Aunque no solía pasar en la oficina tanto tiempo como Pertúa, a quien nadie habría podido aspirar a batir en ese aspecto, cuando una noche de aquel octubre, a las nueve, Myrtle se acercó por mi despacho para ver si estaba, todavía me encontraba en él. Ella ya llevaba la gabardina puesta y se disponía a irse. Atendía a Pertúa durante la mayor parte de sus ingentes jornadas, y aunque ya no era joven, como creo haber consignado, todas las mañanas tenía la cara radiante y la mente rápida. Había llegado a congeniar, con Myrtle.
– No sabía si seguirías por aquí -dijo, en voz queda.
– Ya me iba.
– El jefe quiere verte. Si quieres irte, le diré mañana que ya no te encontré.
– No es necesario que mientas por mí, Myrtle, aunque me turba que pienses en hacerlo.
– En serio. Temo que sea largo.
– No te preocupes. Hasta mañana.
Cuando fui al despacho de Pertúa lo encontré con Rhoda, una colaboradora escogida que se encargaba de supervisar las operaciones del grupo en Europa. Era una mujer de unos cuarenta años, concienzuda y brillante, por lo que se contaba, y a la que se comparaba con el propio Pertúa. No me había relacionado mucho con ella, hasta entonces.
– Pasa, Hugo -me invitó Pertúa, al verme asomar por la puerta.
Me aproximé a la mesa sobre la que estaban trabajando. Tenían mucha documentación, tomos, gráficos, un bloc de notas infestado con la minúscula caligrafía de Pertúa y otro con la inclinada letra de Rhoda. De reojo me pareció leer palabras en español, en los tomos abiertos, pero no quise mirar más por no ser indiscreto.
– Te he llamado porque estoy viendo con Rhoda algo en lo que estoy seguro de que puedes sernos de mucha ayuda. Una ayuda insustituible, en realidad.

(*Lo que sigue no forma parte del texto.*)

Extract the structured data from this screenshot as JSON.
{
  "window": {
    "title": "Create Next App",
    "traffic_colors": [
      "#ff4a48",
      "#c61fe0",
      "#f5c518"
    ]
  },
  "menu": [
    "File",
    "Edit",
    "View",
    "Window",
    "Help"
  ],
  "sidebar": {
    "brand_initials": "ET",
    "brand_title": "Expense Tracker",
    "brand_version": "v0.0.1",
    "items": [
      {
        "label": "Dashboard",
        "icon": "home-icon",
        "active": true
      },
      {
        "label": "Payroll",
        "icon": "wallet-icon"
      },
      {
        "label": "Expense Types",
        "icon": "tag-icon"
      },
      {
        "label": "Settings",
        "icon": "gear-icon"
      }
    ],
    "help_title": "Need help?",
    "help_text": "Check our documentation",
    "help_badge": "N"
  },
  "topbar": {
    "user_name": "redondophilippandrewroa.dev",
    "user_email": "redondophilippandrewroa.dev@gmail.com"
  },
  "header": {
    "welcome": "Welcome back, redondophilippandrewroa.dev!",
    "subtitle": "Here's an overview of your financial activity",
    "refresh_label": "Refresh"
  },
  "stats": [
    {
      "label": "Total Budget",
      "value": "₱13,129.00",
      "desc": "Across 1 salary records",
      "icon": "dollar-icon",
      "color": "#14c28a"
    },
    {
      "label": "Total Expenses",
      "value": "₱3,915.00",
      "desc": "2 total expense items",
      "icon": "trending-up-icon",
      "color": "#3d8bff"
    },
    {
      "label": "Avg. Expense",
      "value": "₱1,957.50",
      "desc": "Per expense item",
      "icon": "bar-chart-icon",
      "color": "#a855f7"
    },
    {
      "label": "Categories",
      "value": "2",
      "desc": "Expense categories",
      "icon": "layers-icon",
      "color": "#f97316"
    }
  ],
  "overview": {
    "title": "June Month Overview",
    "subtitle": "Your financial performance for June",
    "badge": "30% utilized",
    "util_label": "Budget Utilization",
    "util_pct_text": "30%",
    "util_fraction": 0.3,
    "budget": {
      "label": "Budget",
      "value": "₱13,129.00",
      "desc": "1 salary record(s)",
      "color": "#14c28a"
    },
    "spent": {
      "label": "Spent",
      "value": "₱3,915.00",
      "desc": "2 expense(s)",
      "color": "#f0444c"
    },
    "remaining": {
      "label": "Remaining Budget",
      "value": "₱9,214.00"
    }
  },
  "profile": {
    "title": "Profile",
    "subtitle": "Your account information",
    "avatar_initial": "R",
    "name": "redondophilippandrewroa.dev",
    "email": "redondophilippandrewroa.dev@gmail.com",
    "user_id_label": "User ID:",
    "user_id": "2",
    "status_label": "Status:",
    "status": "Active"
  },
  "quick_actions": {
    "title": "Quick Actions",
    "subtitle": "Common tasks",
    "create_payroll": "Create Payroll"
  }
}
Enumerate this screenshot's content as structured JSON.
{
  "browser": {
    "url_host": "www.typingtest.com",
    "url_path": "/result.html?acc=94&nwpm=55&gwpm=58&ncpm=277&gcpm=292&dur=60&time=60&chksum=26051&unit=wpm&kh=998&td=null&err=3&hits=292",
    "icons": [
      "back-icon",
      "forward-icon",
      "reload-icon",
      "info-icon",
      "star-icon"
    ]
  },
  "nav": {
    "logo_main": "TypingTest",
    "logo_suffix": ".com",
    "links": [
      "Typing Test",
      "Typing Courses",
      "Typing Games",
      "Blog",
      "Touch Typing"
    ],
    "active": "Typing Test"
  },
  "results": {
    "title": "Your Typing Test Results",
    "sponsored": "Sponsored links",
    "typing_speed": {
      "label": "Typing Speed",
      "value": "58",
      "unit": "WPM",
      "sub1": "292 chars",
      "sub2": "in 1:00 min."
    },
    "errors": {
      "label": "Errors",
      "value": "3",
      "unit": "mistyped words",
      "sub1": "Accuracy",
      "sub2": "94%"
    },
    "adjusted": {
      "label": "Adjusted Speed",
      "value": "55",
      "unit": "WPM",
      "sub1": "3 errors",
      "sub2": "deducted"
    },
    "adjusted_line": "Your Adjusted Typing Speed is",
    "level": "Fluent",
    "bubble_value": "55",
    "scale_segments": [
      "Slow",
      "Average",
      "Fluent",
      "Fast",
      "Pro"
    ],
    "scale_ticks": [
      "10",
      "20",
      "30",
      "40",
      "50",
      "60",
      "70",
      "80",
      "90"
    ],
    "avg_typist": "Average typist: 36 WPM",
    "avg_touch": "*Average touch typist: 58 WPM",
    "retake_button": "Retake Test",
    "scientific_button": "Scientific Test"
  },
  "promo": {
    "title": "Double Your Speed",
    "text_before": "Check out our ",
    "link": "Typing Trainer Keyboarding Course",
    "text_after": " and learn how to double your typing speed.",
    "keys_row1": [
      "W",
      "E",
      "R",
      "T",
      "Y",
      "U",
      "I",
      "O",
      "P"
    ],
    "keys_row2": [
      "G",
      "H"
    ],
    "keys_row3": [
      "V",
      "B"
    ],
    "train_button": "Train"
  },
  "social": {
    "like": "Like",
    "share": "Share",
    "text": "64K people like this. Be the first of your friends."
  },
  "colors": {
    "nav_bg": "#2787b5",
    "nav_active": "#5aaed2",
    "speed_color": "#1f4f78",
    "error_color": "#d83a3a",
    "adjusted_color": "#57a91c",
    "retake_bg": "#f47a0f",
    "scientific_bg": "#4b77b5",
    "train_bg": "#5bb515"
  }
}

Me intrigaba en qué podía ayudar yo, y de forma insustituible, cuando se ocupaba de todo una máquina imparable como Rhoda, si su fama era justa. Quizá deduciendo lo que estaba pensando, Pertúa me dio uno de los tomos y me indicó que lo abriera. Empezaba con unos estados financieros y seguía un informe, y a medida que pasaba aquellas hojas iba dando menos crédito a mis ojos. Todo estaba escrito en español, como había atisbado, pero eso no era lo único familiar.
– Es una pequeña firma -constató Pertúa, quitándole importancia-, pero nos pareció interesante, un buen complemento a nuestras inversiones en España. Pujamos y sus dueños resultaron estar abiertos a venderla. Así que la hemos comprado. Rhoda firmó todos los papeles en Madrid la semana pasada.
Mientras iba relatando todo aquello, Pertúa se deleitaba observando cómo reprimía yo mis emociones. Si aquello podía considerarse una debilidad por su parte, ya tenía un ejemplo que darle a Avinash.